Fig. 29.1 Selective sphenopalatine injection in lateral (a) and anteroposterior (AP) (b) views demonstrates multiple telangiectasias of the nasal mucosa, as classically seen in HHT. They are fed by the medial (septal) and lateral (conchal) arteries of the distal sphenopalatine artery.
29.1.3 Diagnosis
Nosebleeds resulting from multiple mucocutaneous telangiectasias of the distal sphenopalatine arteries, suggestive of hereditary hemorrhagic telangiectasia (HHT).
29.2 Anatomy
The vascular supply to the nasal fossa involves both external and internal carotid arterial contributions, with four major contributing vessels involved on each site.
First, the sphenopalatine artery is the major contributor for the posteromedial and posterolateral supply to the nasal fossa. This vessel is the most important source of supply to the mucoperiosteum of the nose. It originates from the pterygopalatine segment of the maxillary artery. The sphenopalatine artery exits from the superomedial aspect of the pterygopalatine fossa via the sphenopalatine foramen and enters the nasal fossa behind and slightly above the middle concha. It has two major groups of branches: posterior lateral nasal and posterior medial (or septal) branches. The posterior lateral nasal arteries supply the conchae and can anastomose with the anterior and posterior ethmoidal arteries superiorly. After the posterior lateral nasal artery has branched off the sphenopalatine artery, its main trunk courses medially along the posterior roof of the nasal cavity. Once the vessel has reached the septum, it gives origin to the posterior medial (or septal) branches that run anteriorly along the midline. The inferior septal branch courses as the nasopalatine artery through the incisive canal to anastomose with the greater palatine artery. Superiorly, small branches run toward the cribriform plate and anastomose with nasal branches of the ethmoidal arteries (▶ Fig. 29.2).
Fig. 29.2 Anatomy of the internal maxillary artery branches supplying the nose in lateral (a) and AP (b) views. The sphenopalatine artery has medial septal (small white arrows) and lateral conchal (small black arrows) branches. At the midline, the superior medial branches anastomose through the cribriform plate with the ethmoidal branches (arrowheads) of the ophthalmic artery. The inferior medial branch anastomoses with the greater palatine artery (large white arrow) as it courses as the nasopalatine artery (large black arrow) through the incisive canal.
Second, the anterior and posterior ethmoidal arteries supply the superior aspect of the nasal fossa. Both arteries arise from the ophthalmic artery and send numerous small branches through the cribriform plate that anastomose medially and laterally with nasal branches of the sphenopalatine artery and provide a potential collateral pathway between the internal and external carotid circulations, which may be a cause for failed control of epistaxis after external carotid artery (ECA) embolization.
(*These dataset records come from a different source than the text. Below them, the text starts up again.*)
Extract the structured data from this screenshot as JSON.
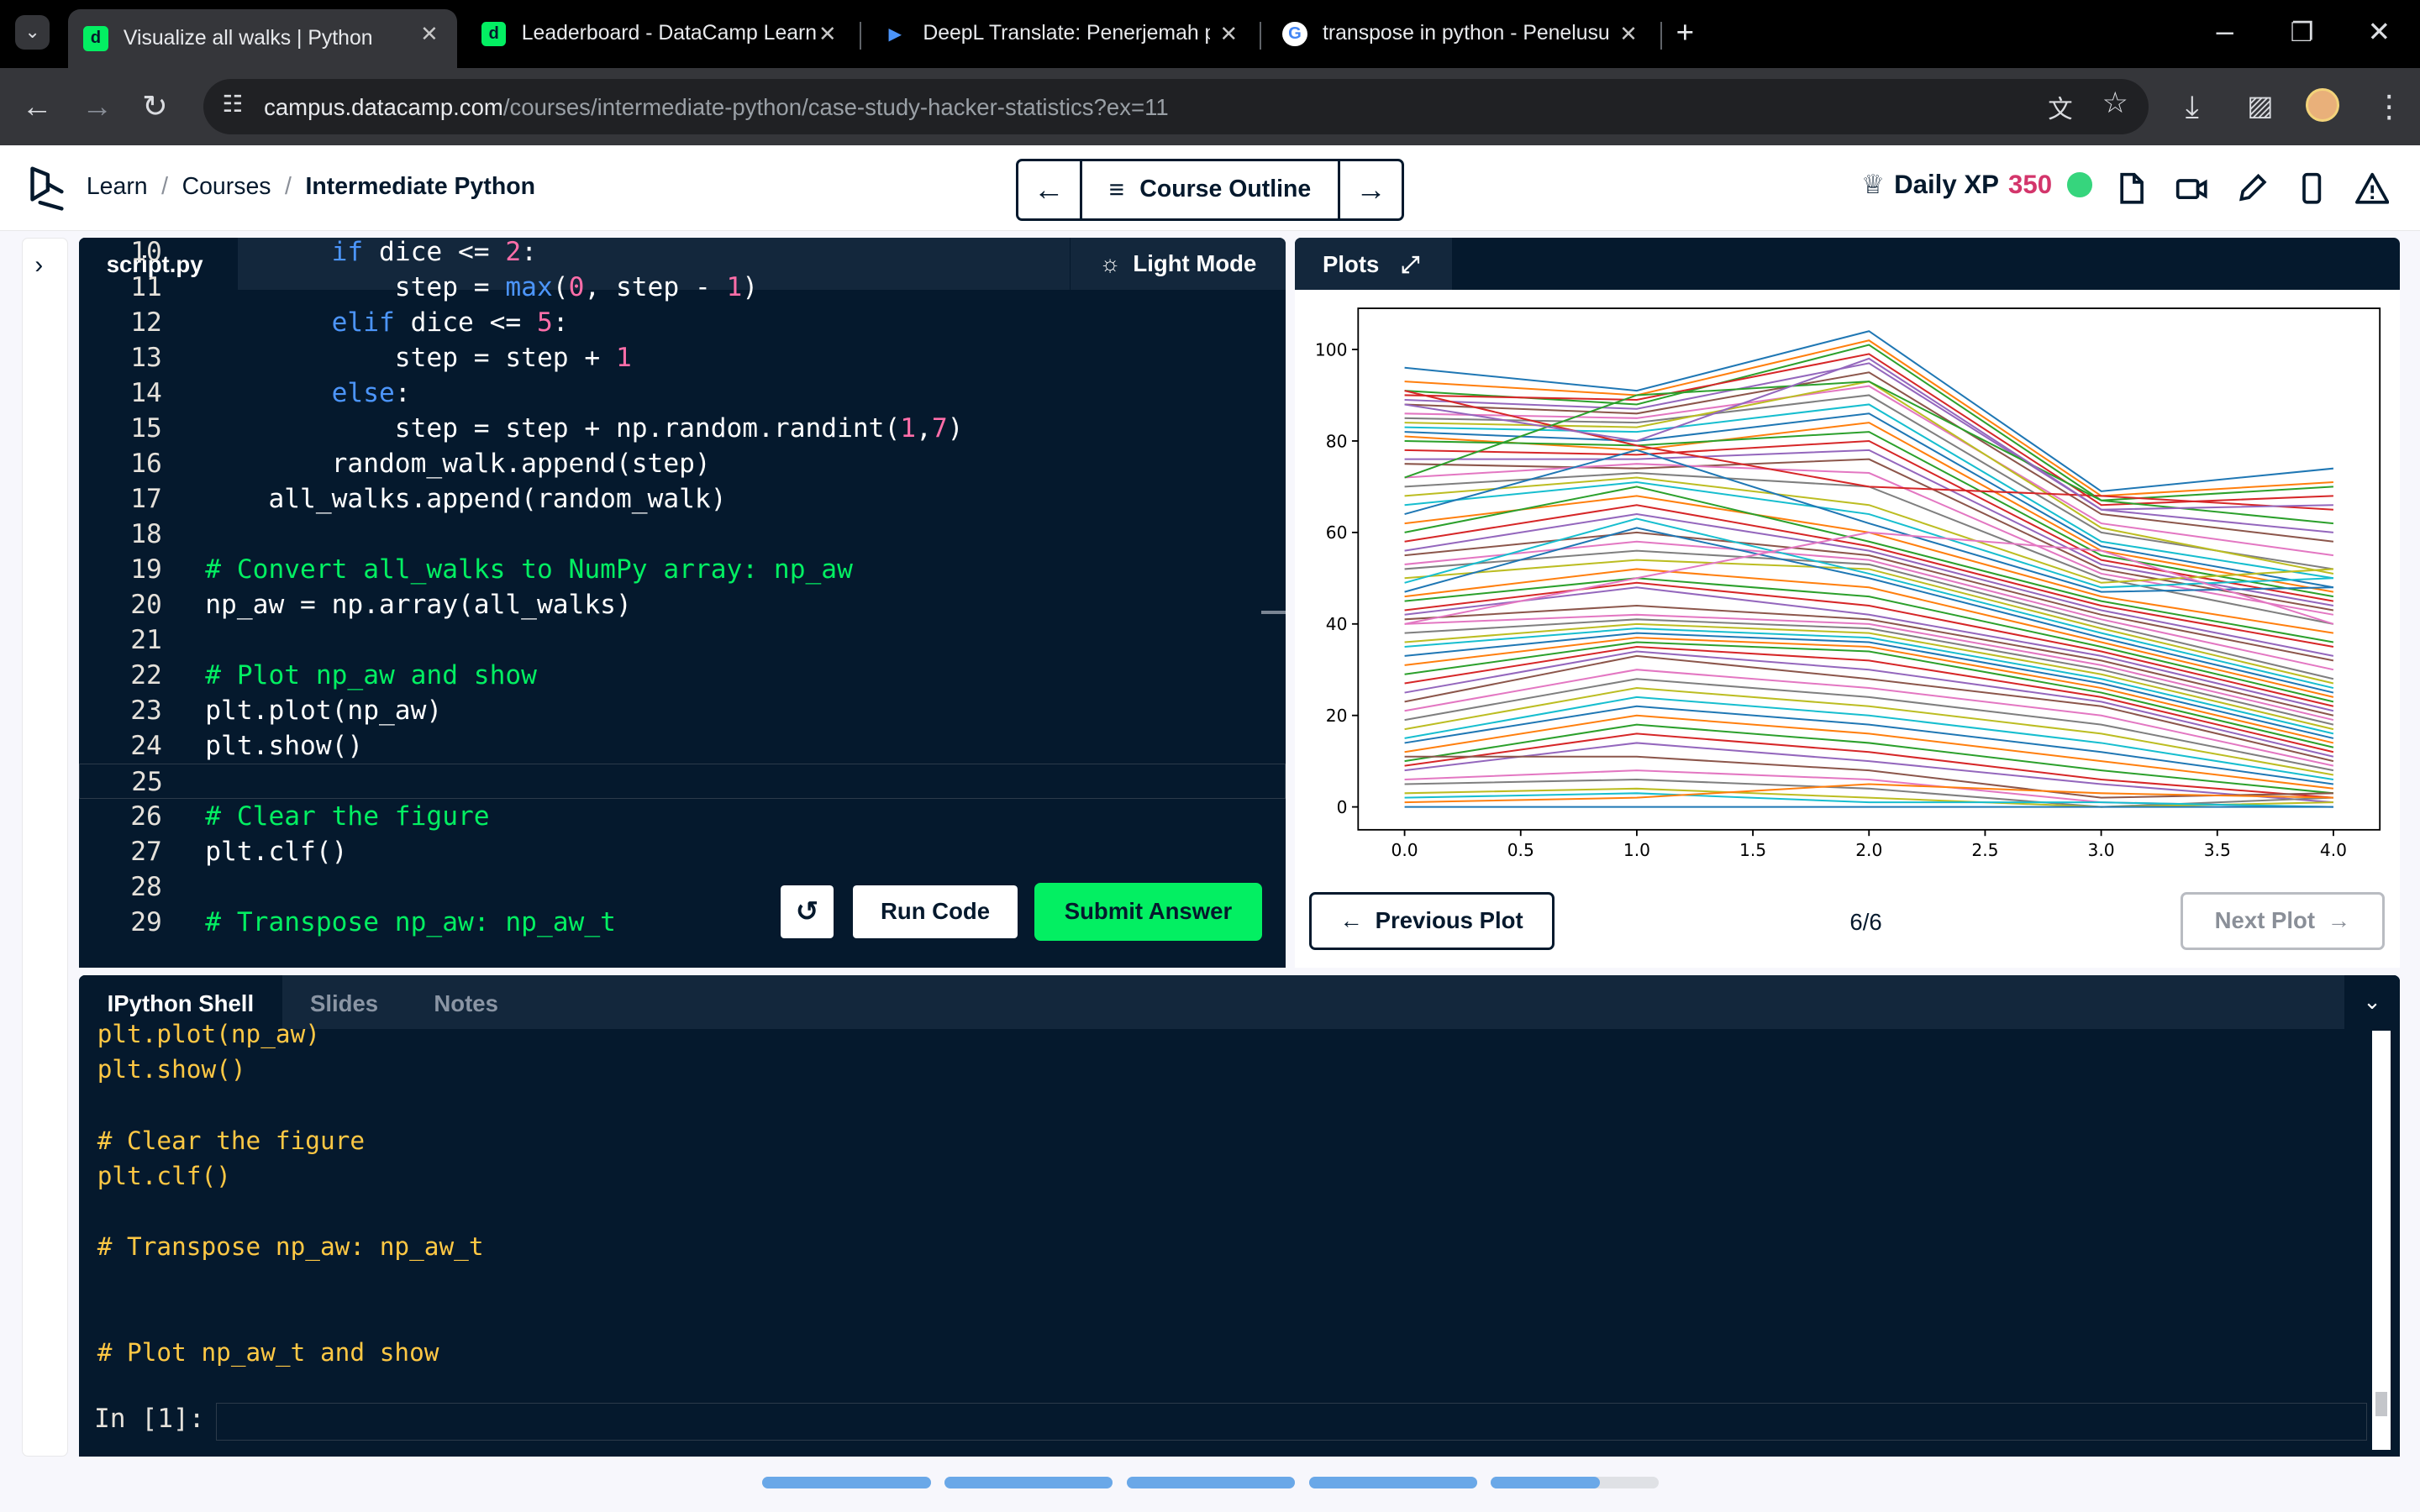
{
  "browser": {
    "tabs": [
      {
        "title": "Visualize all walks | Python",
        "active": true
      },
      {
        "title": "Leaderboard - DataCamp Learn",
        "active": false
      },
      {
        "title": "DeepL Translate: Penerjemah pa",
        "active": false
      },
      {
        "title": "transpose in python - Penelusur",
        "active": false
      }
    ],
    "url_host": "campus.datacamp.com",
    "url_path": "/courses/intermediate-python/case-study-hacker-statistics?ex=11"
  },
  "header": {
    "breadcrumb": [
      "Learn",
      "Courses",
      "Intermediate Python"
    ],
    "course_outline": "Course Outline",
    "daily_xp_label": "Daily XP",
    "daily_xp_value": "350"
  },
  "editor": {
    "file_tab": "script.py",
    "light_mode": "Light Mode",
    "lines": [
      {
        "n": "10",
        "code": "        if dice <= 2:"
      },
      {
        "n": "11",
        "code": "            step = max(0, step - 1)"
      },
      {
        "n": "12",
        "code": "        elif dice <= 5:"
      },
      {
        "n": "13",
        "code": "            step = step + 1"
      },
      {
        "n": "14",
        "code": "        else:"
      },
      {
        "n": "15",
        "code": "            step = step + np.random.randint(1,7)"
      },
      {
        "n": "16",
        "code": "        random_walk.append(step)"
      },
      {
        "n": "17",
        "code": "    all_walks.append(random_walk)"
      },
      {
        "n": "18",
        "code": ""
      },
      {
        "n": "19",
        "code": "# Convert all_walks to NumPy array: np_aw"
      },
      {
        "n": "20",
        "code": "np_aw = np.array(all_walks)"
      },
      {
        "n": "21",
        "code": ""
      },
      {
        "n": "22",
        "code": "# Plot np_aw and show"
      },
      {
        "n": "23",
        "code": "plt.plot(np_aw)"
      },
      {
        "n": "24",
        "code": "plt.show()"
      },
      {
        "n": "25",
        "code": ""
      },
      {
        "n": "26",
        "code": "# Clear the figure"
      },
      {
        "n": "27",
        "code": "plt.clf()"
      },
      {
        "n": "28",
        "code": ""
      },
      {
        "n": "29",
        "code": "# Transpose np_aw: np_aw_t"
      }
    ],
    "run_label": "Run Code",
    "submit_label": "Submit Answer"
  },
  "plots": {
    "tab_label": "Plots",
    "prev_label": "Previous Plot",
    "next_label": "Next Plot",
    "page": "6/6"
  },
  "chart_data": {
    "type": "line",
    "xticks": [
      "0.0",
      "0.5",
      "1.0",
      "1.5",
      "2.0",
      "2.5",
      "3.0",
      "3.5",
      "4.0"
    ],
    "yticks": [
      "0",
      "20",
      "40",
      "60",
      "80",
      "100"
    ],
    "xlim": [
      -0.2,
      4.2
    ],
    "ylim": [
      -5,
      109
    ],
    "x": [
      0,
      1,
      2,
      3,
      4
    ],
    "series": [
      {
        "color": "#1f77b4",
        "values": [
          96,
          91,
          104,
          69,
          74
        ]
      },
      {
        "color": "#ff7f0e",
        "values": [
          93,
          90,
          102,
          68,
          71
        ]
      },
      {
        "color": "#2ca02c",
        "values": [
          91,
          88,
          101,
          67,
          70
        ]
      },
      {
        "color": "#d62728",
        "values": [
          90,
          89,
          99,
          66,
          68
        ]
      },
      {
        "color": "#9467bd",
        "values": [
          89,
          87,
          97,
          65,
          60
        ]
      },
      {
        "color": "#8c564b",
        "values": [
          88,
          86,
          95,
          64,
          58
        ]
      },
      {
        "color": "#e377c2",
        "values": [
          86,
          85,
          92,
          62,
          55
        ]
      },
      {
        "color": "#7f7f7f",
        "values": [
          85,
          84,
          90,
          60,
          52
        ]
      },
      {
        "color": "#bcbd22",
        "values": [
          84,
          83,
          93,
          61,
          51
        ]
      },
      {
        "color": "#17becf",
        "values": [
          83,
          82,
          88,
          58,
          50
        ]
      },
      {
        "color": "#1f77b4",
        "values": [
          82,
          80,
          86,
          57,
          48
        ]
      },
      {
        "color": "#ff7f0e",
        "values": [
          81,
          78,
          84,
          56,
          47
        ]
      },
      {
        "color": "#2ca02c",
        "values": [
          80,
          79,
          82,
          55,
          46
        ]
      },
      {
        "color": "#d62728",
        "values": [
          78,
          77,
          80,
          54,
          45
        ]
      },
      {
        "color": "#9467bd",
        "values": [
          76,
          76,
          78,
          53,
          44
        ]
      },
      {
        "color": "#8c564b",
        "values": [
          75,
          74,
          76,
          52,
          43
        ]
      },
      {
        "color": "#e377c2",
        "values": [
          72,
          75,
          73,
          51,
          42
        ]
      },
      {
        "color": "#7f7f7f",
        "values": [
          70,
          73,
          70,
          50,
          40
        ]
      },
      {
        "color": "#bcbd22",
        "values": [
          68,
          72,
          66,
          49,
          52
        ]
      },
      {
        "color": "#17becf",
        "values": [
          66,
          71,
          64,
          48,
          50
        ]
      },
      {
        "color": "#1f77b4",
        "values": [
          64,
          78,
          62,
          47,
          48
        ]
      },
      {
        "color": "#ff7f0e",
        "values": [
          62,
          68,
          60,
          46,
          38
        ]
      },
      {
        "color": "#2ca02c",
        "values": [
          60,
          70,
          58,
          45,
          36
        ]
      },
      {
        "color": "#d62728",
        "values": [
          58,
          66,
          57,
          44,
          35
        ]
      },
      {
        "color": "#9467bd",
        "values": [
          56,
          64,
          56,
          43,
          33
        ]
      },
      {
        "color": "#8c564b",
        "values": [
          55,
          60,
          55,
          42,
          32
        ]
      },
      {
        "color": "#e377c2",
        "values": [
          53,
          58,
          54,
          41,
          30
        ]
      },
      {
        "color": "#7f7f7f",
        "values": [
          52,
          56,
          53,
          40,
          28
        ]
      },
      {
        "color": "#bcbd22",
        "values": [
          50,
          54,
          52,
          39,
          27
        ]
      },
      {
        "color": "#17becf",
        "values": [
          49,
          63,
          51,
          38,
          26
        ]
      },
      {
        "color": "#1f77b4",
        "values": [
          47,
          61,
          50,
          37,
          25
        ]
      },
      {
        "color": "#ff7f0e",
        "values": [
          46,
          52,
          48,
          36,
          24
        ]
      },
      {
        "color": "#2ca02c",
        "values": [
          45,
          50,
          46,
          35,
          23
        ]
      },
      {
        "color": "#d62728",
        "values": [
          43,
          49,
          44,
          34,
          22
        ]
      },
      {
        "color": "#9467bd",
        "values": [
          42,
          48,
          42,
          33,
          21
        ]
      },
      {
        "color": "#8c564b",
        "values": [
          41,
          44,
          41,
          32,
          20
        ]
      },
      {
        "color": "#e377c2",
        "values": [
          40,
          42,
          40,
          31,
          19
        ]
      },
      {
        "color": "#7f7f7f",
        "values": [
          38,
          41,
          39,
          30,
          18
        ]
      },
      {
        "color": "#bcbd22",
        "values": [
          36,
          40,
          38,
          29,
          17
        ]
      },
      {
        "color": "#17becf",
        "values": [
          35,
          39,
          37,
          28,
          16
        ]
      },
      {
        "color": "#1f77b4",
        "values": [
          33,
          38,
          36,
          27,
          15
        ]
      },
      {
        "color": "#ff7f0e",
        "values": [
          31,
          37,
          35,
          26,
          14
        ]
      },
      {
        "color": "#2ca02c",
        "values": [
          29,
          36,
          34,
          25,
          13
        ]
      },
      {
        "color": "#d62728",
        "values": [
          27,
          35,
          32,
          24,
          12
        ]
      },
      {
        "color": "#9467bd",
        "values": [
          25,
          34,
          30,
          23,
          11
        ]
      },
      {
        "color": "#8c564b",
        "values": [
          23,
          33,
          28,
          22,
          10
        ]
      },
      {
        "color": "#e377c2",
        "values": [
          21,
          30,
          26,
          20,
          9
        ]
      },
      {
        "color": "#7f7f7f",
        "values": [
          19,
          28,
          24,
          18,
          8
        ]
      },
      {
        "color": "#bcbd22",
        "values": [
          17,
          26,
          22,
          16,
          7
        ]
      },
      {
        "color": "#17becf",
        "values": [
          15,
          24,
          20,
          14,
          6
        ]
      },
      {
        "color": "#1f77b4",
        "values": [
          14,
          22,
          18,
          12,
          5
        ]
      },
      {
        "color": "#ff7f0e",
        "values": [
          12,
          20,
          16,
          10,
          4
        ]
      },
      {
        "color": "#2ca02c",
        "values": [
          10,
          18,
          14,
          8,
          3
        ]
      },
      {
        "color": "#d62728",
        "values": [
          9,
          16,
          12,
          6,
          2
        ]
      },
      {
        "color": "#9467bd",
        "values": [
          8,
          14,
          10,
          5,
          1
        ]
      },
      {
        "color": "#8c564b",
        "values": [
          11,
          11,
          8,
          2,
          3
        ]
      },
      {
        "color": "#e377c2",
        "values": [
          6,
          8,
          6,
          1,
          0
        ]
      },
      {
        "color": "#7f7f7f",
        "values": [
          5,
          6,
          4,
          0,
          2
        ]
      },
      {
        "color": "#bcbd22",
        "values": [
          3,
          4,
          2,
          0,
          1
        ]
      },
      {
        "color": "#17becf",
        "values": [
          2,
          3,
          1,
          1,
          0
        ]
      },
      {
        "color": "#1f77b4",
        "values": [
          0,
          0,
          0,
          0,
          0
        ]
      },
      {
        "color": "#ff7f0e",
        "values": [
          1,
          2,
          5,
          3,
          2
        ]
      },
      {
        "color": "#d62728",
        "values": [
          91,
          79,
          70,
          68,
          65
        ]
      },
      {
        "color": "#2ca02c",
        "values": [
          72,
          90,
          93,
          67,
          62
        ]
      },
      {
        "color": "#9467bd",
        "values": [
          88,
          80,
          98,
          65,
          66
        ]
      },
      {
        "color": "#e377c2",
        "values": [
          40,
          50,
          60,
          56,
          40
        ]
      }
    ]
  },
  "shell": {
    "tabs": [
      "IPython Shell",
      "Slides",
      "Notes"
    ],
    "lines": [
      "plt.plot(np_aw)",
      "plt.show()",
      "",
      "# Clear the figure",
      "plt.clf()",
      "",
      "# Transpose np_aw: np_aw_t",
      "",
      "",
      "# Plot np_aw_t and show"
    ],
    "prompt": "In [1]:"
  },
  "progress": {
    "segments_total": 5,
    "fraction": 0.93
  }
}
Third, the terminal branch of the greater palatine artery supplies the inferior medial and lateral part of the nasal cavity. It enters the incisive foramen and anastomoses with the nasopalatine artery (i.e., the inferior septal branch of the sphenopalatine artery).
Finally, the septal branch of the superior labial artery that originates from the facial artery supplies the medial inferior wall of the nasal cavity. At the anteroinferior medial wall, the superior labial artery anastomoses with both the sphenopalatine artery (via the nasopalatine artery) and the distal greater palatine artery. This area is also known as locus Kiesselbachii and is the most common culprit region for anterior epistaxis.